The rising minimum wage will also have an impact on the broad economy. For one, it will likely lead to more job cuts as companies deal with rising costs. The most recent data revealed that Turkey’s unemployment rate stood at over 9.1%.

It will also widen the government deficit since it is one of the top employers in the country. The government employs essential workers like nurses and teachers. 

The wage increase came a week after the Central Bank of the Republic of Turkey (CBRT) delivered its seventh straight rate hike. In a statement, the bank boosted rates to 42.5% from the previous 40%. Rates stood at 8.5% before the country’s election earlier this year.

Still, Turkey’s real interest rates are in the negative zone. Real rates are calculated by subtracting rates from inflation. In this case, they stand at over -20% and the situation will worsen since analysts expect inflation to peak in May next year. 

USD/TRY forecast

USD/TRY chart by TradingView

The USD/TRY has been in a spectacular bull run in 2023 as it jumped by more than 36%. This made the Turkish lira the second-worst performing currency in the emerging markets after the Argentina peso. 

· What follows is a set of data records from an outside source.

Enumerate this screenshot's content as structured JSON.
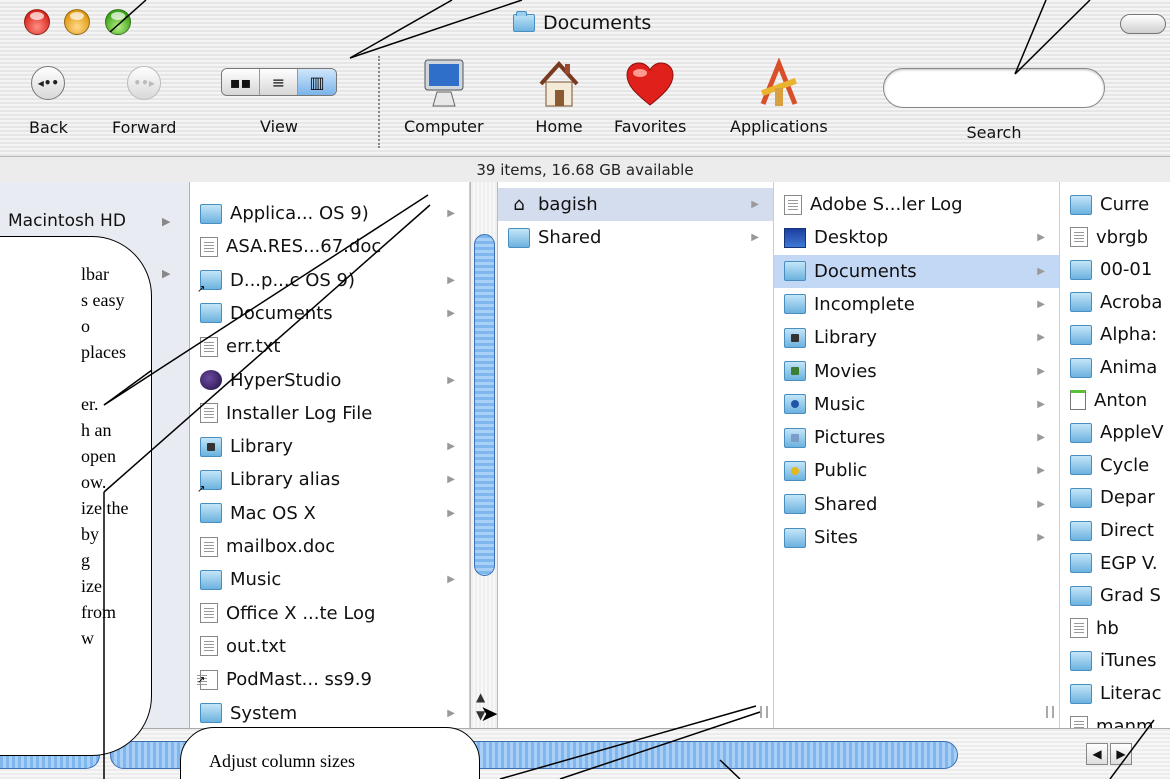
{
  "window": {
    "title": "Documents"
  },
  "toolbar": {
    "back_label": "Back",
    "forward_label": "Forward",
    "view_label": "View",
    "computer_label": "Computer",
    "home_label": "Home",
    "favorites_label": "Favorites",
    "applications_label": "Applications",
    "search_label": "Search",
    "search_value": ""
  },
  "status": {
    "text": "39 items, 16.68 GB available"
  },
  "sidebar": {
    "items": [
      {
        "label": "Macintosh HD"
      },
      {
        "label": ""
      }
    ]
  },
  "column1": {
    "items": [
      {
        "label": "Applica... OS 9)",
        "icon": "folder-icon",
        "arrow": true
      },
      {
        "label": "ASA.RES...67.doc",
        "icon": "document-icon",
        "arrow": false
      },
      {
        "label": "D...p...c OS 9)",
        "icon": "folder-alias-icon",
        "arrow": true
      },
      {
        "label": "Documents",
        "icon": "folder-icon",
        "arrow": true
      },
      {
        "label": "err.txt",
        "icon": "text-file-icon",
        "arrow": false
      },
      {
        "label": "HyperStudio",
        "icon": "hyperstudio-icon",
        "arrow": true
      },
      {
        "label": "Installer Log File",
        "icon": "text-file-icon",
        "arrow": false
      },
      {
        "label": "Library",
        "icon": "library-folder-icon",
        "arrow": true
      },
      {
        "label": "Library alias",
        "icon": "folder-alias-icon",
        "arrow": true
      },
      {
        "label": "Mac OS X",
        "icon": "folder-icon",
        "arrow": true
      },
      {
        "label": "mailbox.doc",
        "icon": "document-icon",
        "arrow": false
      },
      {
        "label": "Music",
        "icon": "folder-icon",
        "arrow": true
      },
      {
        "label": "Office X ...te Log",
        "icon": "text-file-icon",
        "arrow": false
      },
      {
        "label": "out.txt",
        "icon": "text-file-icon",
        "arrow": false
      },
      {
        "label": "PodMast... ss9.9",
        "icon": "alias-file-icon",
        "arrow": false
      },
      {
        "label": "System",
        "icon": "folder-icon",
        "arrow": true
      }
    ]
  },
  "column2": {
    "items": [
      {
        "label": "bagish",
        "icon": "home-icon",
        "arrow": true
      },
      {
        "label": "Shared",
        "icon": "folder-icon",
        "arrow": true
      }
    ]
  },
  "column3": {
    "items": [
      {
        "label": "Adobe S...ler Log",
        "icon": "text-file-icon",
        "arrow": false
      },
      {
        "label": "Desktop",
        "icon": "desktop-folder-icon",
        "arrow": true
      },
      {
        "label": "Documents",
        "icon": "folder-icon",
        "arrow": true
      },
      {
        "label": "Incomplete",
        "icon": "folder-icon",
        "arrow": true
      },
      {
        "label": "Library",
        "icon": "library-folder-icon",
        "arrow": true
      },
      {
        "label": "Movies",
        "icon": "movies-folder-icon",
        "arrow": true
      },
      {
        "label": "Music",
        "icon": "music-folder-icon",
        "arrow": true
      },
      {
        "label": "Pictures",
        "icon": "pictures-folder-icon",
        "arrow": true
      },
      {
        "label": "Public",
        "icon": "public-folder-icon",
        "arrow": true
      },
      {
        "label": "Shared",
        "icon": "folder-icon",
        "arrow": true
      },
      {
        "label": "Sites",
        "icon": "sites-folder-icon",
        "arrow": true
      }
    ]
  },
  "column4": {
    "items": [
      {
        "label": "Curre",
        "icon": "folder-icon"
      },
      {
        "label": "vbrgb",
        "icon": "blank-file-icon"
      },
      {
        "label": "00-01",
        "icon": "folder-icon"
      },
      {
        "label": "Acroba",
        "icon": "folder-icon"
      },
      {
        "label": "Alpha:",
        "icon": "folder-icon"
      },
      {
        "label": "Anima",
        "icon": "folder-icon"
      },
      {
        "label": "Anton",
        "icon": "green-file-icon"
      },
      {
        "label": "AppleV",
        "icon": "folder-icon"
      },
      {
        "label": "Cycle",
        "icon": "folder-icon"
      },
      {
        "label": "Depar",
        "icon": "folder-icon"
      },
      {
        "label": "Direct",
        "icon": "folder-icon"
      },
      {
        "label": "EGP V.",
        "icon": "folder-icon"
      },
      {
        "label": "Grad S",
        "icon": "folder-icon"
      },
      {
        "label": "hb",
        "icon": "blank-file-icon"
      },
      {
        "label": "iTunes",
        "icon": "folder-icon"
      },
      {
        "label": "Literac",
        "icon": "folder-icon"
      },
      {
        "label": "manm",
        "icon": "blank-file-icon"
      }
    ]
  },
  "callouts": {
    "left_lines": [
      "lbar",
      "s easy",
      "o",
      "places",
      "",
      "er.",
      "h an",
      "open",
      "ow.",
      "ize the",
      "by",
      "g",
      "ize",
      "from",
      "w"
    ],
    "bottom": "Adjust column sizes"
  },
  "colors": {
    "selection_gray": "#d4dded",
    "selection_blue": "#c3d8f5",
    "scroll_thumb": "#7fb6ee"
  }
}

The daily chart shows that the pair has remained comfortably above the 50-day and 25-day Exponential Moving Averages (EMA). Further, the MACD has moved above the neutral point of zero while the Stochastic Oscillator rose above the overbought level.

Therefore, the outlook for the Turkish lira is still bearish for now. The pair will likely rise to the key resistance at 30 in the coming days. A move above this resistance will see it target the point at 31.